Cosla and the two unions, which represent council staff, said they opposed the Scottish Government’s “centralising approach” which would minister create and direct “unaccountable” local care boards to deliver services. And they called for the current plans to be redrawn to ensure local democratic accountability and the needs of local communities are at the heart of them.
Paul Kelly, Cosla health and social care spokesperson, said: “Instead of investing to improve care services now, the Scottish Government are choosing to prioritise unnecessary expensive structural reform which will disrupt services, staff and our communities who rely on support.
"Local government staff across social care, social work and community health have gone above and beyond to support local people over the past few years and are now faced with the added uncertainty that comes with these Scottish Government proposals. Cosla will continue to work with our trade union partners to support our staff across local authorities and stand committed to making improvements to services now.”
Tracey Dalling, Unison Scotland regional secretary said: “The National Care Service plans leave tens of thousands of staff, not just in local government but across many public services, uncertain about the future of their jobs and their pensions.

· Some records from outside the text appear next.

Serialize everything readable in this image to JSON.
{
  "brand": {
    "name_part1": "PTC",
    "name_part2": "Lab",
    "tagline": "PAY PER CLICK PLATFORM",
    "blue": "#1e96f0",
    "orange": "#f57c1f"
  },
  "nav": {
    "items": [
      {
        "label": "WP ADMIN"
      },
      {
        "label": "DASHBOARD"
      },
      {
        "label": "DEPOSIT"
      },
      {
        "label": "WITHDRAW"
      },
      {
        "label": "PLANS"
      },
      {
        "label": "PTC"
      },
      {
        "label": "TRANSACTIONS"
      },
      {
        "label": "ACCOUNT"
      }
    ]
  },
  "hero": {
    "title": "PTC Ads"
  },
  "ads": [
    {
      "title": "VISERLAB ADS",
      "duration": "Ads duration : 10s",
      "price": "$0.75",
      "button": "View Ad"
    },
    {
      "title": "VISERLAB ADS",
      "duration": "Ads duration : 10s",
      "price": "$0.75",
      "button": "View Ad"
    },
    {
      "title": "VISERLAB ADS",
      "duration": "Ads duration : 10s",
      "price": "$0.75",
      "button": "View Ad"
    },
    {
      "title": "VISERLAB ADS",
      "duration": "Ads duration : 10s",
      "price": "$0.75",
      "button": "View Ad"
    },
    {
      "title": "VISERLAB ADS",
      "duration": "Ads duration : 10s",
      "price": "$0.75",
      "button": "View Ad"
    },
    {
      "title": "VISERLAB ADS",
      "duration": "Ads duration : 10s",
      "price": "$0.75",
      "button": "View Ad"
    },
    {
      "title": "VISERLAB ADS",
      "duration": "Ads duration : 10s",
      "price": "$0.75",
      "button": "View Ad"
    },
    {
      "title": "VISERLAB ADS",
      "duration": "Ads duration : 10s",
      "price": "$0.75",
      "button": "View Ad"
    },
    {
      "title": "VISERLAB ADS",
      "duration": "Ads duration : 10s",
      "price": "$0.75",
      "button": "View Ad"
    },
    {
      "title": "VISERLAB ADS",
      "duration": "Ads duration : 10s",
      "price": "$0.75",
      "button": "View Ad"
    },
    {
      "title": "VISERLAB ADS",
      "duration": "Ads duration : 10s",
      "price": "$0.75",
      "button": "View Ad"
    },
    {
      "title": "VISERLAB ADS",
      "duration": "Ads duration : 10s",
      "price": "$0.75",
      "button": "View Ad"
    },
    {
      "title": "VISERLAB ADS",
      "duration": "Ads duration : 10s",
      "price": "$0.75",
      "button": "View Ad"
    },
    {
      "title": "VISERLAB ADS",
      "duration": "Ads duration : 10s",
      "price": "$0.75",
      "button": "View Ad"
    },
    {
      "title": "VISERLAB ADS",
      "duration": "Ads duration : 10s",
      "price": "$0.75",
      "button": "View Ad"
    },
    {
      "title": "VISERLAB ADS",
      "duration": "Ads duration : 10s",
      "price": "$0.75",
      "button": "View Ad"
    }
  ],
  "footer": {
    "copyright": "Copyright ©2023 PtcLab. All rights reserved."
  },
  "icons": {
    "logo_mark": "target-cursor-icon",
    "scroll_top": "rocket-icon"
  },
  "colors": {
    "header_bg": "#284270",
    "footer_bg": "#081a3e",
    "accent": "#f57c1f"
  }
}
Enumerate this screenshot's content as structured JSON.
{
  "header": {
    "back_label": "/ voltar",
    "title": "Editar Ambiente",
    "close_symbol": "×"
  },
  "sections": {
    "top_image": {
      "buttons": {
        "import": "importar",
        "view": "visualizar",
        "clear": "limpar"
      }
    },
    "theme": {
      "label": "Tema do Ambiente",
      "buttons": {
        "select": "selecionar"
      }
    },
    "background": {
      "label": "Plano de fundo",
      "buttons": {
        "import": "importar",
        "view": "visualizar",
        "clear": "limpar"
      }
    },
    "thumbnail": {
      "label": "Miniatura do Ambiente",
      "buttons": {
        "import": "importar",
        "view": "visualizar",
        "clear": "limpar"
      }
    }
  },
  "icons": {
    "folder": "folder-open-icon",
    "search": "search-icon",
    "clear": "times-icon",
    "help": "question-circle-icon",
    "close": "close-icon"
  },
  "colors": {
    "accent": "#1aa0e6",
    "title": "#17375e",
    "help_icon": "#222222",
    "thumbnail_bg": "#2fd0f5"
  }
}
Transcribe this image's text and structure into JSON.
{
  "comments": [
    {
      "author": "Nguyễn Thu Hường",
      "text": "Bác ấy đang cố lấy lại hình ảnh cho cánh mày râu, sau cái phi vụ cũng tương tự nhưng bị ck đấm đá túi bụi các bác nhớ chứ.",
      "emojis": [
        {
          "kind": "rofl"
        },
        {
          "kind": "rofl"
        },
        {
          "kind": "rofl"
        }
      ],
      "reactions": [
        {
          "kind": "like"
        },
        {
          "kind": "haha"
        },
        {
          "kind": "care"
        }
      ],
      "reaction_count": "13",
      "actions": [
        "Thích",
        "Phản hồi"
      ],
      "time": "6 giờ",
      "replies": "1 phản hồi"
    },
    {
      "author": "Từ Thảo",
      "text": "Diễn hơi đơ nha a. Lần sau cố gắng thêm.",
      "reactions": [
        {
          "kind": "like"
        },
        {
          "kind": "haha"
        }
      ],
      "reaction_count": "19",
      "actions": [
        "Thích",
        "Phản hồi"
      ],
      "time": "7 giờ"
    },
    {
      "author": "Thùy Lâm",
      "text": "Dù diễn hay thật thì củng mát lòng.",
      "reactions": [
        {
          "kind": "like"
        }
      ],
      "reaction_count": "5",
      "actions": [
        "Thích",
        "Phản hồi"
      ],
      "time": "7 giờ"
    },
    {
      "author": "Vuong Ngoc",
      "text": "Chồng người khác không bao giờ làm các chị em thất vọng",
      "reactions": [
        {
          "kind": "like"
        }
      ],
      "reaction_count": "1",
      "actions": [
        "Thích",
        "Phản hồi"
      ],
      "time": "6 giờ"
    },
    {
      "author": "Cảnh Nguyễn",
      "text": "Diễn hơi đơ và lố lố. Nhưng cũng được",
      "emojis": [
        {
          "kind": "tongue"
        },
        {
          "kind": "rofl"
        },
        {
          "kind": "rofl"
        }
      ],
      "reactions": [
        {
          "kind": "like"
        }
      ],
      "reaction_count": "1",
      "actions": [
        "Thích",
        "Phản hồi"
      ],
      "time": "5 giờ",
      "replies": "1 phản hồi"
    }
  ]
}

What is certain though, is that if the Scottish Government passes its legislation councils will be hugely reduced, both as democratic institutions and as employers. The outsourcing of jobs to the National Care Service, will be followed by jobs going in areas like IT, finance, facilities management and others.”
And Wendy Dunsmore, Unite industrial officer, said: “The Scottish Government’s proposals represent the biggest power grab in the era of devolution. Ministers will be able to unilaterally decide what services are to be delivered nationally or locally, which is the direct opposite of local democratic accountability. There remains next to no detail on major elements of the National Care Service proposals including how local and special care bodies will work independently, and with each other, and crucially what this in reality means for the workforce.
“It’s counterproductive and an unnecessary waste of resources to introduce a process whereby we make local authorities a ’contractor’ for a service they already currently provide when money can be put into frontline services. Unite has been severely worried about the emerging framework surrounding the National Care Service and we have had every right to be.”